Apply Text Mining packages to mimic the SwiftKey application on web platform.

Available at https://bacti.shinyapps.io/text-predictor/

Goals Of The Application

💯 Memory. As a shinyapps.io Free Plan limits the memory at 1 GB, we load only 10% of the datasets to build the corpora of n-grams.

💯 Performance. We should optimize the loading time and give instant response of predictions to user input texts.

💯 Efficiency. The application should provide relevant predictions following a reliable metric that is integrated in the process of n-grams.

💯 User Experience. The app should compromise the art of visual composition in favor of pure usability.

How Does It Works?

👉 We build sets of \( N \)-grams from the corpora, processed and splitted in \( (N-1) \)-grams and the final word, corresponding to the predictor and the outcome word respectively.

👉 For performance purpose, we consider bigram and trigram only.

👉 Then calculate the frequency as maximum likelihood estimation following a Markov assumption.
\( Pr(w_n|w_{n-N+1}^{n-1}) = {count(w_{n-N+1}^{n-1}w_n) \over count(w_{n-N+1}^{n-1})} \)
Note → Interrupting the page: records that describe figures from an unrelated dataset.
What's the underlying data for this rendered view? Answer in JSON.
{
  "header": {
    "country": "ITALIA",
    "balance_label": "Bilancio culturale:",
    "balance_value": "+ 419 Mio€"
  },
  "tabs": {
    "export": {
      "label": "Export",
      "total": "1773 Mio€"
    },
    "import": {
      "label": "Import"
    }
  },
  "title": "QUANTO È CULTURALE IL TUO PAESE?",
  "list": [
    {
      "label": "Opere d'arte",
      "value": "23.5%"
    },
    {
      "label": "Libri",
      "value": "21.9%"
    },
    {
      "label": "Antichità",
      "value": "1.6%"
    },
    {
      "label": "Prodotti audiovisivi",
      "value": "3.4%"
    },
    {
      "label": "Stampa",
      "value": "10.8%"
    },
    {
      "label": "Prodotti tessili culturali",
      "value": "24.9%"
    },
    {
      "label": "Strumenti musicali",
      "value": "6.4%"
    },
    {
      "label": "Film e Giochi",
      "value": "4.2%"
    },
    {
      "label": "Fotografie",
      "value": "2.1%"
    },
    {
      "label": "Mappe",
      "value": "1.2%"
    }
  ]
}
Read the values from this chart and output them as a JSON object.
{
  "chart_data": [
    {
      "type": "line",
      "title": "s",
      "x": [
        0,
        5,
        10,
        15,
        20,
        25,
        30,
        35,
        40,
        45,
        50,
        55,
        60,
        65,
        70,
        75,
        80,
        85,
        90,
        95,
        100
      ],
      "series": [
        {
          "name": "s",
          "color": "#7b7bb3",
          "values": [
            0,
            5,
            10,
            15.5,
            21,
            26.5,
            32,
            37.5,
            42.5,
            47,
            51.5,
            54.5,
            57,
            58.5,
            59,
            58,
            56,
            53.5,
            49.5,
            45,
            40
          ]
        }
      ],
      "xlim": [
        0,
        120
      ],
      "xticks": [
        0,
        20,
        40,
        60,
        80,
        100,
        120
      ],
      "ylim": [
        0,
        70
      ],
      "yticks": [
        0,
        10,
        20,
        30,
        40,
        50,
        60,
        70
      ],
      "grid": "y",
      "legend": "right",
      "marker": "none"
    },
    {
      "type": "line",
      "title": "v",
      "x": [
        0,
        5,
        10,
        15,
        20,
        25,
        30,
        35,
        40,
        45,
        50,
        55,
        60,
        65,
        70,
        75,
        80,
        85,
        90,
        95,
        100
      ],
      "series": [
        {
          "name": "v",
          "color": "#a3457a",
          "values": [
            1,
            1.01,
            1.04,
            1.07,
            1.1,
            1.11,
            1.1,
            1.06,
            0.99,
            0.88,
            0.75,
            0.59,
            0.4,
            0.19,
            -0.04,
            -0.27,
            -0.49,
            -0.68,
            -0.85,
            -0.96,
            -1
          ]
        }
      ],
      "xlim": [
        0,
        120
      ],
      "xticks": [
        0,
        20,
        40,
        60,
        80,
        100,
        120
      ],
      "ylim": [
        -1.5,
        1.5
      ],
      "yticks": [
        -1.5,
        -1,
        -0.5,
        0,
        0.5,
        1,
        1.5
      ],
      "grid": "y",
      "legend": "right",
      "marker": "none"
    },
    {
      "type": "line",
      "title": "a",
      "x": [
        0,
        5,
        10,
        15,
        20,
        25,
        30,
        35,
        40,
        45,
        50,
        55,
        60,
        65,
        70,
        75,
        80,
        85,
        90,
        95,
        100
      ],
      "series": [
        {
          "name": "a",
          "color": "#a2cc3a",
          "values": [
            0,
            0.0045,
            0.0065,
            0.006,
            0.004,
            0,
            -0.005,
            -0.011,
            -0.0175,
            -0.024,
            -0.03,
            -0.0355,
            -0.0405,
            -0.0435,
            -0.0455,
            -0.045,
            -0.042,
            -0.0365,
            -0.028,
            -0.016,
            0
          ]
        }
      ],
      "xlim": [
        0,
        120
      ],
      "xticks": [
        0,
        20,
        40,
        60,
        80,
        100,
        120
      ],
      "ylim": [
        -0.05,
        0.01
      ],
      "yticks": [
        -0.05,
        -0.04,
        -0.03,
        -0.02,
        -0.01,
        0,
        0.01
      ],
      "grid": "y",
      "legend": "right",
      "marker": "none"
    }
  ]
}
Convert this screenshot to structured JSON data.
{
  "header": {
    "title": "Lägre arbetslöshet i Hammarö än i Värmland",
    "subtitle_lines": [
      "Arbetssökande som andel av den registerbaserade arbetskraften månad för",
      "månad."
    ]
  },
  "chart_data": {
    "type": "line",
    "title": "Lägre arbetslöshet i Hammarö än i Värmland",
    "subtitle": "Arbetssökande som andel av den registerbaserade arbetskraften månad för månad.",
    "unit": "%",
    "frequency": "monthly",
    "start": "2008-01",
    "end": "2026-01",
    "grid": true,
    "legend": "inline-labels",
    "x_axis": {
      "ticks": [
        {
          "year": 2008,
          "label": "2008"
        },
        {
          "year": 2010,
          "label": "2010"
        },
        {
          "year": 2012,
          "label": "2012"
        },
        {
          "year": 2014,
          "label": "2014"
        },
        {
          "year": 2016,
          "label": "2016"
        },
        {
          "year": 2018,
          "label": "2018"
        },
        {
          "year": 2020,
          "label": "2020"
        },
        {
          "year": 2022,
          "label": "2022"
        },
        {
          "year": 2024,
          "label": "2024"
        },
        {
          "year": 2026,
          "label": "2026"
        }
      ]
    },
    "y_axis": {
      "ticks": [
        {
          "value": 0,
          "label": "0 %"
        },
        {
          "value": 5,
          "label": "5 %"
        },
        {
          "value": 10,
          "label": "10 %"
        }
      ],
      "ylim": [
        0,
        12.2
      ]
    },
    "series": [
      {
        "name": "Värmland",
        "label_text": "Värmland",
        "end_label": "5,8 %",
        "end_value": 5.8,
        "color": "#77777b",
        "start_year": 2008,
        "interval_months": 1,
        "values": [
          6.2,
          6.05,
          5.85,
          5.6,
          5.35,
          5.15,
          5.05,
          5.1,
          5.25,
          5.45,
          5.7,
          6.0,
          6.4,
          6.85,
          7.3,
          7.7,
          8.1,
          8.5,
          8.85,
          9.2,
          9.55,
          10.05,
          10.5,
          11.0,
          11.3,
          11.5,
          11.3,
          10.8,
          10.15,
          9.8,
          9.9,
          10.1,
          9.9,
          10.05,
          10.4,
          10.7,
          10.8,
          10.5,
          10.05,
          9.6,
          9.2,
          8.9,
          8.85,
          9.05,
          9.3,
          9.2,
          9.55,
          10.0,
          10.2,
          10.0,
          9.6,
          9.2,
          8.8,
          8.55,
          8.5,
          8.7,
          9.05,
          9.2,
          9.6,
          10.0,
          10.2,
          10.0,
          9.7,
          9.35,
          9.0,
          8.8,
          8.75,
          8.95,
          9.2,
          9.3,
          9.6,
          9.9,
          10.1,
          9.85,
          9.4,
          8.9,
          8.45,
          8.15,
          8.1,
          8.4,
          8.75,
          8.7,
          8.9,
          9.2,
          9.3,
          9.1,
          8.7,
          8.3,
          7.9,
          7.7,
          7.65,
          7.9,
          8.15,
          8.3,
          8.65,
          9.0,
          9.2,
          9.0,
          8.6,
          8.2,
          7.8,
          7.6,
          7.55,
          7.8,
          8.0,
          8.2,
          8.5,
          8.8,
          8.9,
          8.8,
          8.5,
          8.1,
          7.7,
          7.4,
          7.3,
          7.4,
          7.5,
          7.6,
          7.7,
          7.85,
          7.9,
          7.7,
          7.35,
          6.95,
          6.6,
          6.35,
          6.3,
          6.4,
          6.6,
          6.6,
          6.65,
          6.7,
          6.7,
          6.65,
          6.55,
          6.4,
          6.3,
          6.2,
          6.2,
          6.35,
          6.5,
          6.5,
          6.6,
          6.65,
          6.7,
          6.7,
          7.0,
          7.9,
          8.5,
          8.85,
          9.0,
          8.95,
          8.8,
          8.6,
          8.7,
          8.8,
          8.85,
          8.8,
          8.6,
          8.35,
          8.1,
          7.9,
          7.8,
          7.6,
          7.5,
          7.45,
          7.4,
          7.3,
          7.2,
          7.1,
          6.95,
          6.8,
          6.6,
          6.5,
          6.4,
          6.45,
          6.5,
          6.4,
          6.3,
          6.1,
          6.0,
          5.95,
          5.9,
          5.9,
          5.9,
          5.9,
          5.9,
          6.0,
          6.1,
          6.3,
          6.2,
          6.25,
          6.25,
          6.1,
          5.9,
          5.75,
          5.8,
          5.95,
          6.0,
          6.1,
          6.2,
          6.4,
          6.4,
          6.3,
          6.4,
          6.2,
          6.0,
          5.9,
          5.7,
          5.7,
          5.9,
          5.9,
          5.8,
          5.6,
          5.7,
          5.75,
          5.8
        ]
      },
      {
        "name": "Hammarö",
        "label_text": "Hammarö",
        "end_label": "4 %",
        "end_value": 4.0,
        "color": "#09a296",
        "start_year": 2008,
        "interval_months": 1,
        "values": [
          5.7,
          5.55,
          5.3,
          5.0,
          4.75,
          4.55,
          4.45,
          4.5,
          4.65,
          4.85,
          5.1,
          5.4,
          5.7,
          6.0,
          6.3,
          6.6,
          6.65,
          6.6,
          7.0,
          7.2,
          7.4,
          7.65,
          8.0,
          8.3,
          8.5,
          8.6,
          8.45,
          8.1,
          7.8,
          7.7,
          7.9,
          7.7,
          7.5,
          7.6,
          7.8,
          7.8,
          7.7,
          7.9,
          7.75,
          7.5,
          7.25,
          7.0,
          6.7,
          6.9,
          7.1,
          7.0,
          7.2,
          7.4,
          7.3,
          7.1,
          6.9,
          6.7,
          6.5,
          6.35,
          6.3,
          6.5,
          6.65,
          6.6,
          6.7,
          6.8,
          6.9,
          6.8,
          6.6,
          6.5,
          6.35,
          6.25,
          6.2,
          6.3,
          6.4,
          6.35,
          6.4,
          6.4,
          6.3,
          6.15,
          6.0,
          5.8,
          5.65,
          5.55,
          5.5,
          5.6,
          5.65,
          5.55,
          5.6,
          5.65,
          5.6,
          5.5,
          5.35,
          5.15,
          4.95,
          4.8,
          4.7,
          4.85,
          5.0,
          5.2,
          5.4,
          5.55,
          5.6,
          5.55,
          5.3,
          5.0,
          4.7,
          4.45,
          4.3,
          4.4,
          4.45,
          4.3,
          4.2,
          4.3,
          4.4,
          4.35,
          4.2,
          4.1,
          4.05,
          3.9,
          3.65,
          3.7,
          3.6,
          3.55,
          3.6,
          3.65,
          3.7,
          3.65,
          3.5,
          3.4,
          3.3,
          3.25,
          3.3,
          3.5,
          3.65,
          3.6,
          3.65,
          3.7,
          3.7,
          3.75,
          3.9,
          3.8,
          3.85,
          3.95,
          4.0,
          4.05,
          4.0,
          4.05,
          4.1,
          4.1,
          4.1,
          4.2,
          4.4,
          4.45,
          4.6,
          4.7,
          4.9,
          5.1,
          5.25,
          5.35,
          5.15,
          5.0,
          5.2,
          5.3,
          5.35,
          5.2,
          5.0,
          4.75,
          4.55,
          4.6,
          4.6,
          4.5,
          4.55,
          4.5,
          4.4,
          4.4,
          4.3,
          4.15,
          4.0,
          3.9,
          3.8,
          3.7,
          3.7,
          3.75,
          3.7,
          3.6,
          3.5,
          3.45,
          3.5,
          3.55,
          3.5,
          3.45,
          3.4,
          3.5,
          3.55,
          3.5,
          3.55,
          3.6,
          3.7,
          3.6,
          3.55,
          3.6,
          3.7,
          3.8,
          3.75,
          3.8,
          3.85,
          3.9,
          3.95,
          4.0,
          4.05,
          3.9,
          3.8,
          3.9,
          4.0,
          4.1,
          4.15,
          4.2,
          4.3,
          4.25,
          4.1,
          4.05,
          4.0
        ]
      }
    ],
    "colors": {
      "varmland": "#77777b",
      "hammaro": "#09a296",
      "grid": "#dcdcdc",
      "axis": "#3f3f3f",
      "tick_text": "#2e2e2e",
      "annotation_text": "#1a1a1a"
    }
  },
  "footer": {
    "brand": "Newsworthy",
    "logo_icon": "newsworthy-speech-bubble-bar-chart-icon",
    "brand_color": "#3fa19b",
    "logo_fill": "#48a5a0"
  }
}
👉 Top items for the prediction would be chosen from highest frequency for each predictor.

The UX Design

👍 Predicted words show instantly following the user input.
👍 Recommendation decreases from left to right.

The UX Design (cont.)

👍 Complete the sentence by tapping on suggested word.
👍 Or tapping on such word in the wordcloud.

THANK YOU!!